Earlier this year, Valve gave Steam users unconditional refunds on a game called Journey of the Light, which claimed to have seven expansive levels, but actually contained just one unbeatable area. The game was then removed from sale.
Recently, however, the developer — who goes by the moniker Lord Kres — added two new games to Steam Greenlight, Valve’s increasingly wide-open window to the Steam store. This after he failed to provide evidence that there were ever additional levels for Journey of the Light and, shortly after controversy erupted, disappeared. Not the best look, given the circumstances.
Predictably, many Steam users are mystified as to why Valve even allowed Kres to submit two more games to Greenlight after he a) caused them so much trouble and b) never righted his wrongs or got his last game reinstated on Steam. They are, naturally, all up in the comments sections of his two new attempts at storming Steam’s brittle walls, Turbo Snake and A.R.R.
They are not happy.
Not only that, they have noticed at least one way in which Turbo Snake and A.R.R. bear a worrisome resemblance to Journey of the Light: they both look similar to pre-assembled Unity asset packs. Now, as long as Kres ponied up for them, he hasn’t done anything legally wrong, but re-purposed asset packs do not make for the next GOTY (game of the year), GOATY (game a goat would really dig), or GOATEE (a facial hairstyle). It’s a crummy way to use assets people made in hopes of streamlining the development process, helping people who aren’t artists or what have you bring their interesting ideas to life.
Given that situations like these are becoming increasingly common on Steam, I got in touch with Valve to ask whether they keep tabs on developers who’ve crossed over to the sketchy side once or twice. A Valve rep explained:
“In general, we try to have an ongoing dialog with Steam developers about how all parties can best serve gamers. If something goes wrong on a given project, we try to help make things better the next time. If we cannot get there, then tough calls have to be made to keep the customers’ interests a priority. It’s also worth noting the new refund policy also helps alleviate the customer risk in these situations.”
They did not, however, comment on this specific instance. I also attempted to reach out to Lord Kres for the purposes of this story, but his Twitter account is gone, and he’s yet to reply to me on Steam.
Still, the way things have gone down so far is telling. As per usual on Steam, users are the first line of defence. Valve didn’t block Lord Kres from submitting new games, and if they reconsider, it will be because users lined up with their whistles and blew so hard that most dogs are now deaf.

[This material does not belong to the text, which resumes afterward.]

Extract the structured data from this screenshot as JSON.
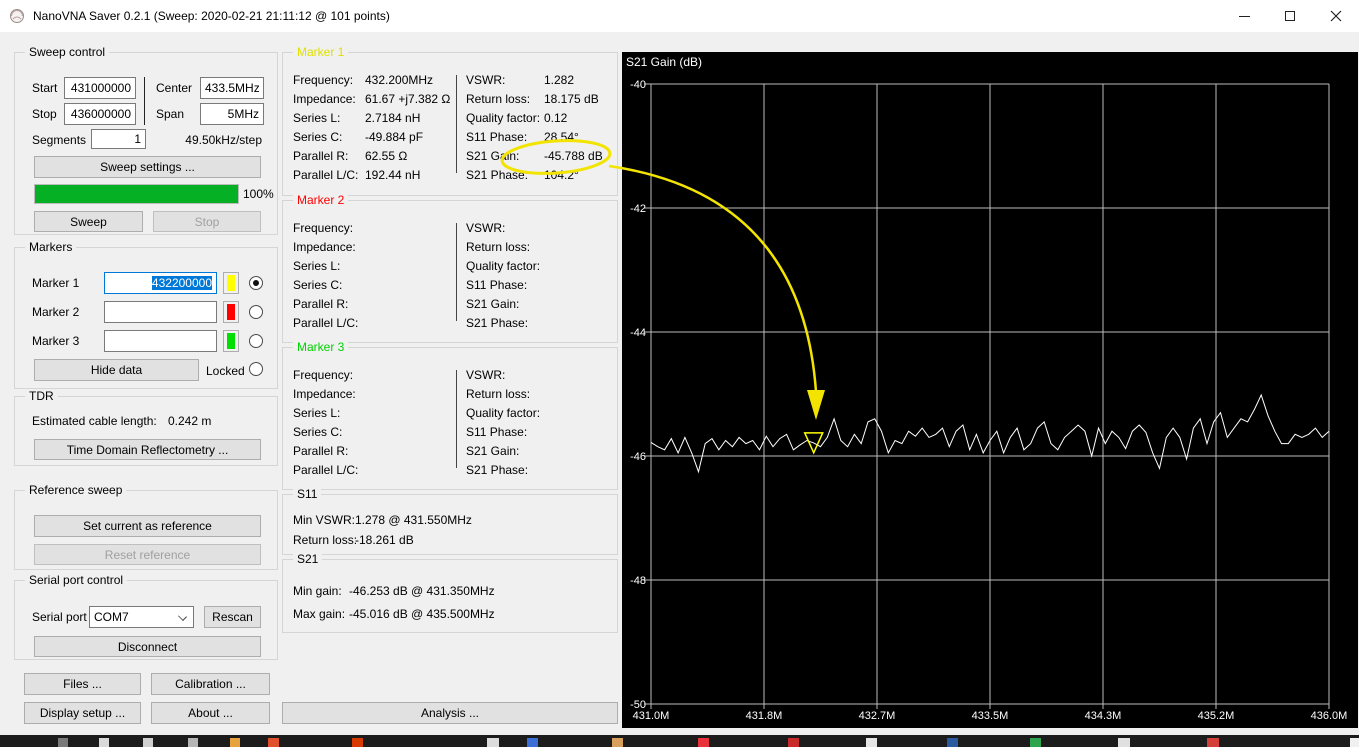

I’ve spoken to Valve about this a bit before, and that’s more or less the system working as intended. It’s not that they want to be completely hands-off, but they rely on users more than a traditional platform holder.
Sometimes for better, sometimes for worse, this approach has some side effects. Since the whole process isn’t really systematized, it’s tough to know if identifying sketchy developers will actually have any effect. It’s still a warning sign for other users, but there’s no guarantee Valve will step in. It also leads to a culture of dogpiling on those perceived as “guilty,” sometimes viciously (there are now multiple fake Lord Kres Twitter accounts, and they’re not kind) and occasionally with… less evidence than might be advisable. Granted, one could also chalk that up to people being fed up with sketchy developers on Steam — knee-jerking and acting increasingly nasty because, “Really? Again?” So perhaps it’s a problem that needs a less unreliable solution on Steam.
Then, of course, there’s the most obvious conclusion that can be drawn here: you don’t get many chances with Steam users. Much like elephants, The North, and fancy mattresses, Steam users remember. Some less-than-wholesome projects still find marginal success, but I’ve seen tons of instances where developers who once sold a game in bad faith or treated people poorly on Steam forums or what have you never really heard the end of it. Is that good? Sometimes. Again, warning signs for other users. Better to have too much information than too little.
But I’m curious to see how this all works out in the long run. There’s a strong air of distrust in many corners of Steam, and I’m not sure it’s healthy to let that ripen and ferment — for Valve, developers, or users.